Como escritor, Mia Couto possui uma obra reconhecida internacionalmente que foi já adaptada ao cinema e ao teatro e está representada em várias antologias, tendo sido também objecto de vários estudos. A sua escrita espelha um maravilhoso universo ficcional, intensamente ligado à cultura e imaginário moçambicanos e aos mitos rurais e urbanos que, sustentados em formas de arte verbal da oralidade popular, fazem deste escritor um contador de histórias único.
O Outro Pé da Sereia, foi apresentado pelo autor em diversos localidades em Portugal no mês de Maio, no Brasil em Junho, onde foi entrevistado por vários órgãos da comunicação social e em Luanda em Julho.


“— Acabei de enterrar uma estrela!
Foi assim que o pastor Zero Madzero se anunciou junto à cama de sua esposa, Mwadia Malunga.

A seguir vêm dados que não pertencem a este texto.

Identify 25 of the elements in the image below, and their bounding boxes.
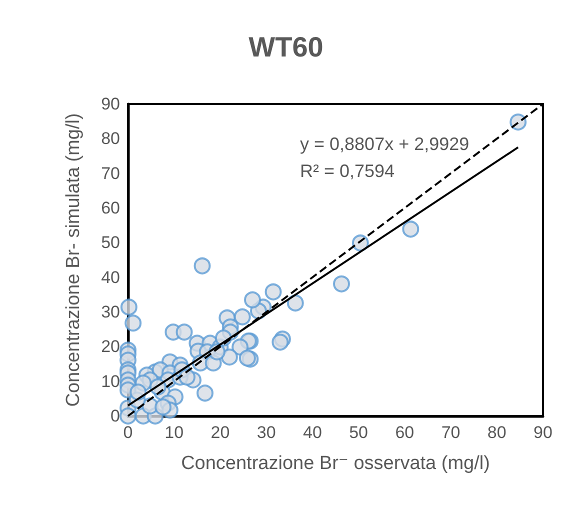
annotation: R² = 0,7594 [300,161,395,181]
chart-title: WT60 [248,32,324,62]
y-tick-label: 90 [101,94,120,114]
x-tick-label: 90 [534,423,552,442]
x-tick-label: 10 [164,423,184,442]
x-tick-label: 30 [256,423,276,442]
y-tick-label: 40 [101,268,120,287]
x-tick-label: 0 [123,423,133,442]
x-tick-label: 60 [395,423,414,442]
x-axis-title: Concentrazione Br⁻ osservata (mg/l) [181,453,490,474]
y-axis-title: Concentrazione Br- simulata (mg/l) [63,113,84,407]
y-tick-label: 50 [101,233,120,252]
x-tick-label: 40 [302,423,322,442]
x-tick-label: 70 [441,423,460,442]
y-tick-label: 10 [101,372,120,391]
y-tick-label: 20 [101,337,120,356]
x-tick-label: 80 [487,423,506,442]
y-tick-label: 0 [110,406,120,426]
y-tick-label: 30 [101,302,120,322]
x-tick-label: 20 [210,423,230,442]
x-tick-label: 50 [349,423,368,442]
y-tick-label: 80 [101,129,120,148]
annotation: y = 0,8807x + 2,9929 [300,134,470,154]
y-tick-label: 60 [101,198,120,218]
y-tick-label: 70 [101,164,120,183]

Lá fora, espreitavam os primeiros sinais de luz. A mulher, ainda emergindo do sono, sorriu e disse:
Venha, marido, venha que eu lhe apronto um bom banho.
Olhou o homem em contraluz: parecia um fantasma, magro e sujo, carregando mais poeira que o vento do Norte. Um cheiro a queimado se espalhou na ensonada claridade do quarto.
Trouxe os burros?
Ele acenou com a cabeça, como se estivesse bêbado. Quando Mwadia se aprontava para o encaminhar por entre as penumbras, o pastor deu um passo atrás e murmurou:
Não me toque! Não me toque que tenho as mãos em fogo.
Só então a esposa reparou no brilho que emanava das mãos fechadas de Madzero. Lentamente, ele entreabriu os dedos, um por um, como se desfolhasse uma flor. Mwadia Malunga levou o braço ao rosto, incapaz de enfrentar a reverberação. A sua voz esgueirou-se num gemido:
Meu marido, me confesse: você já morreu?
— Não, tudo isto vem da estrela, mulher.
— Mas qual estrela?
— A estrela que enterrei no nosso quintal.
Mwadia espreitou, receosa, pela janela. O amanhecer costumava ser um beijo no vidro de sua casa. Naquela manhã, porém, a luz era mais tensa que intensa. Foi então que ela viu a pá, espetada junto um amontoado de areia. Enterrada na vertical, cumpria o serviço de cruz em campa rasa.
Saiu para o pátio, o marido seguindo-a em passos sonâmbulos. Em redor do tambor de água, ela juntou umas tantas latas enquanto o homem se ia despindo. Tinha sido sempre assim: o pastor recusava banhar-se sozinho. Um homem fica menos macho se passeia as mãos pelo seu próprio corpo. Era essa a crença de Zero Madzero. A esposa fazia de conta que acreditava.
Desta vez, como sempre acontecia, manchas de sangue iriam sujar a água que restava do banho. Ela nunca lhe perguntou porquê. A um homem não se perguntam certas coisas. Também ela, quando saltava a lua e lhe vinham os sangues, gostava de ser guardada em silêncio. Uma esteira diferente à entrada da porta: era o que bastava para Zero saber que esses eram dias interditos.”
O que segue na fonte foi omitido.